Approximately 60% of patients with overactive bladder (OAB) discontinue onabotulinumtoxinA (BTX) therapy, according to results from a real-world study presented at the International Continence Society 2020 virtual annual meeting.
Only female sex and the presence of neurogenic OAB predict BTX continuation on multivariate analysis, Ramy Goueli, MD, of the University of Texas Southwestern Medical Center in Dallas, Texas, reported during a video presentation.
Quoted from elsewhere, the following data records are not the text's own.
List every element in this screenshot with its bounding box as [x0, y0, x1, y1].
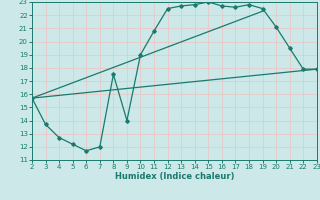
X-axis label: Humidex (Indice chaleur): Humidex (Indice chaleur) [115, 172, 234, 181]
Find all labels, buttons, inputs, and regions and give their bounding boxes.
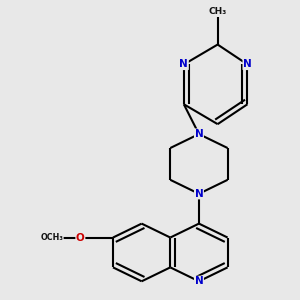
Text: N: N (243, 59, 252, 70)
Text: O: O (76, 232, 85, 242)
Text: N: N (195, 189, 203, 199)
Text: OCH₃: OCH₃ (40, 233, 63, 242)
Text: N: N (179, 59, 188, 70)
Text: N: N (195, 129, 203, 139)
Text: CH₃: CH₃ (208, 8, 227, 16)
Text: N: N (195, 276, 203, 286)
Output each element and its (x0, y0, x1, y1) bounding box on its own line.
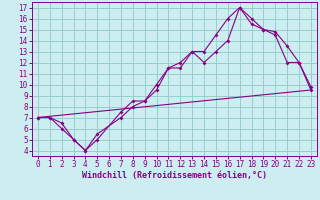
X-axis label: Windchill (Refroidissement éolien,°C): Windchill (Refroidissement éolien,°C) (82, 171, 267, 180)
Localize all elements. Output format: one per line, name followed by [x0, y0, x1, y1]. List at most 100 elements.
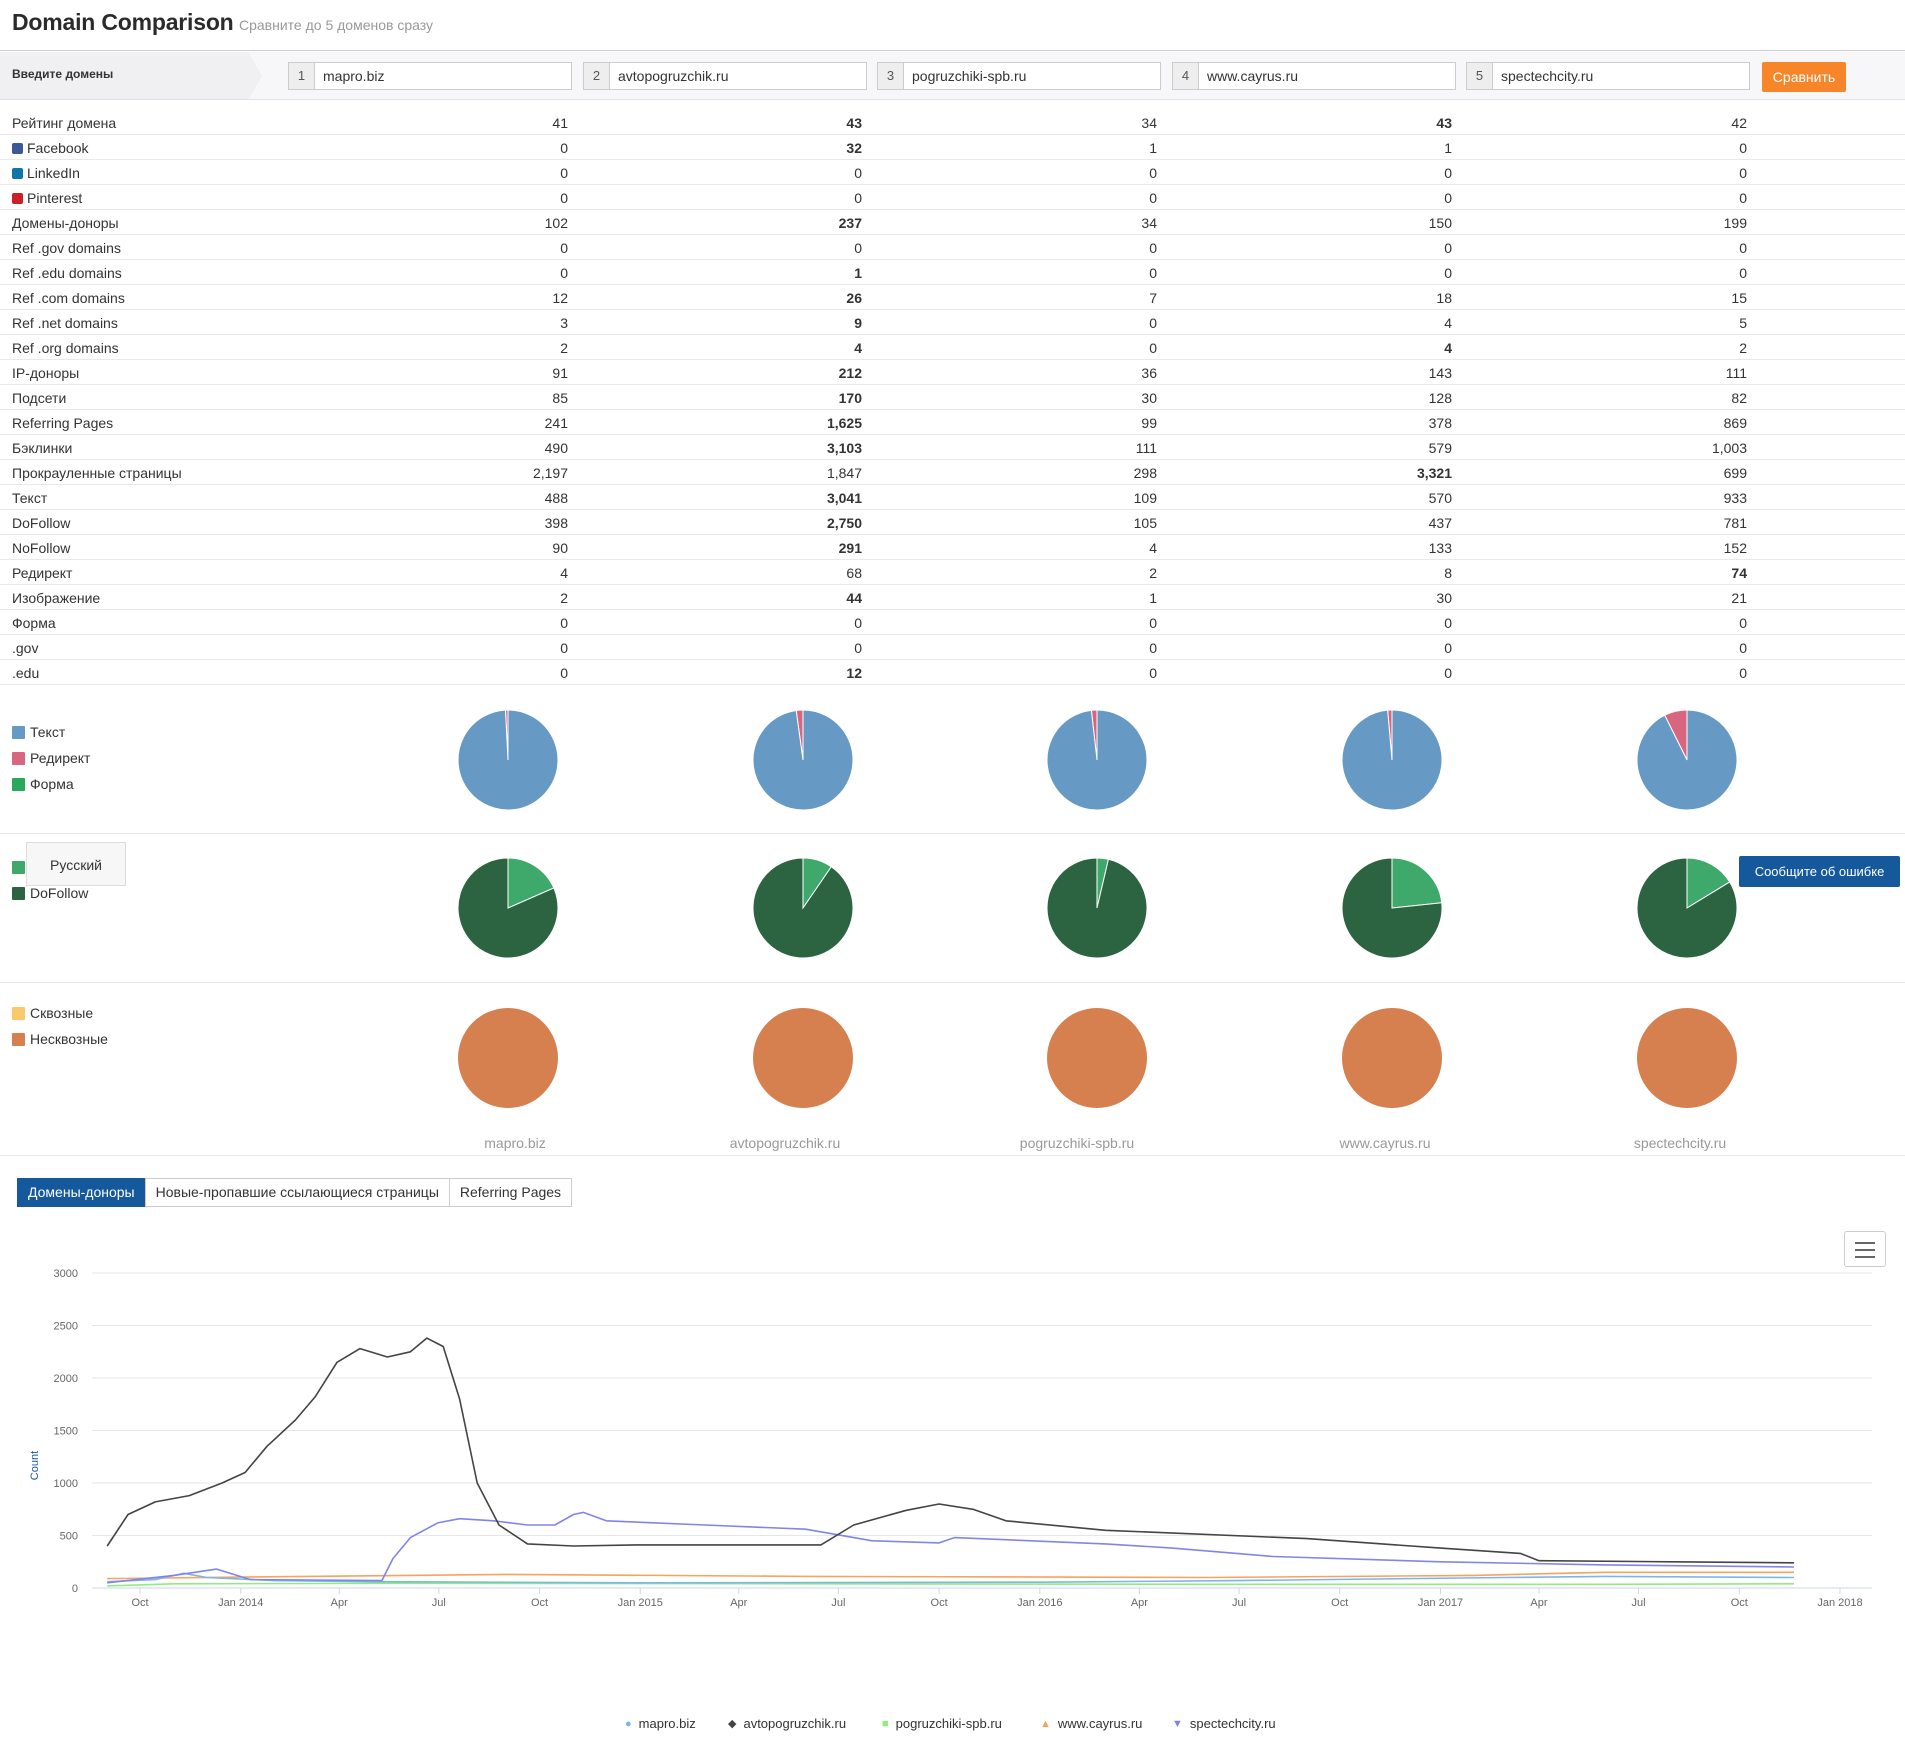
table-cell: 91	[552, 365, 568, 381]
pie-slice[interactable]	[752, 857, 854, 959]
table-cell: 2	[560, 340, 568, 356]
tab-referring-pages[interactable]: Referring Pages	[448, 1178, 573, 1207]
pie-slice[interactable]	[1341, 857, 1443, 959]
table-cell: 1	[1444, 140, 1452, 156]
pie-chart-types	[1636, 709, 1738, 811]
report-error-button[interactable]: Сообщите об ошибке	[1739, 856, 1900, 887]
chart-legend-item[interactable]: ▲ www.cayrus.ru	[1040, 1716, 1142, 1731]
chart-menu-button[interactable]	[1844, 1231, 1886, 1267]
row-label: Ref .org domains	[12, 340, 119, 356]
series-line-spectechcity-ru[interactable]	[107, 1511, 1795, 1584]
table-cell: 0	[1444, 265, 1452, 281]
pie-slice[interactable]	[457, 857, 559, 959]
table-cell: 0	[1149, 165, 1157, 181]
series-line-pogruzchiki-spb-ru[interactable]	[107, 1582, 1795, 1587]
x-tick-label: Apr	[1131, 1597, 1148, 1609]
pie-slice[interactable]	[1686, 857, 1731, 909]
table-cell: 0	[1444, 615, 1452, 631]
row-label-text: Ref .net domains	[12, 315, 118, 331]
table-cell: 30	[1436, 590, 1452, 606]
pie-slice[interactable]	[1391, 857, 1443, 909]
domain-field[interactable]: www.cayrus.ru	[1207, 68, 1299, 84]
pie-slice[interactable]	[1636, 709, 1738, 811]
table-cell: 1	[854, 265, 862, 281]
domain-input-4[interactable]: 4 www.cayrus.ru	[1172, 62, 1456, 90]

Female patients had significant 3.3-fold increased odds of continuing on BTX compared with male patients. Patients with neurogenic OAB had significant 4.9% increased odds of continuing on BTX compared with patients who had idiopathic OAB.
In his team’s study of 186 patients (mean age 54.7 years; 71.5% female; mean follow-up 6.6 years), 39% used BTX for more than 5 years. On average, patients received 8.3 self-directed intradetrusor injections of BTX during 5 years of treatment from a single surgeon because they perceived “significant benefit.” All patients had failed medical therapy at some point, but 39% were currently receiving medical therapy. At baseline, 47% were voiding, 46% performed intermittent catheterization, and 7% had an indwelling catheter.
Dr Goueli’s team found no urodynamic factors, symptom scores, or specific neurologic diagnosis that predicted BTX continuation.
Of the patients in the cohort, 73% had neurogenic OAB and 27% had idiopathic OAB. The BTX attrition rate at 5 years was 43.7% among patients with neurogenic OAB and 25.5% among patients with idiopathic OAB. Male patients with idiopathic OAB had the highest BTX attrition rate: 90% after 1 year.
“This study shows that females and patients diagnosed with neurogenic overactive bladder had an increased likelihood of continuing therapy with BTX for at least 5 years,” Dr Goueli stated.
Goueli R, Hong J, Rodriguez D, Lemack G. Attrition rates and predictors of long-term (>5 year) continuation treatment with onabotulinumtoxinA intradetrusor injections. Presented at: ICS 2020 Online, November 19-22, 2020. Presentation 232.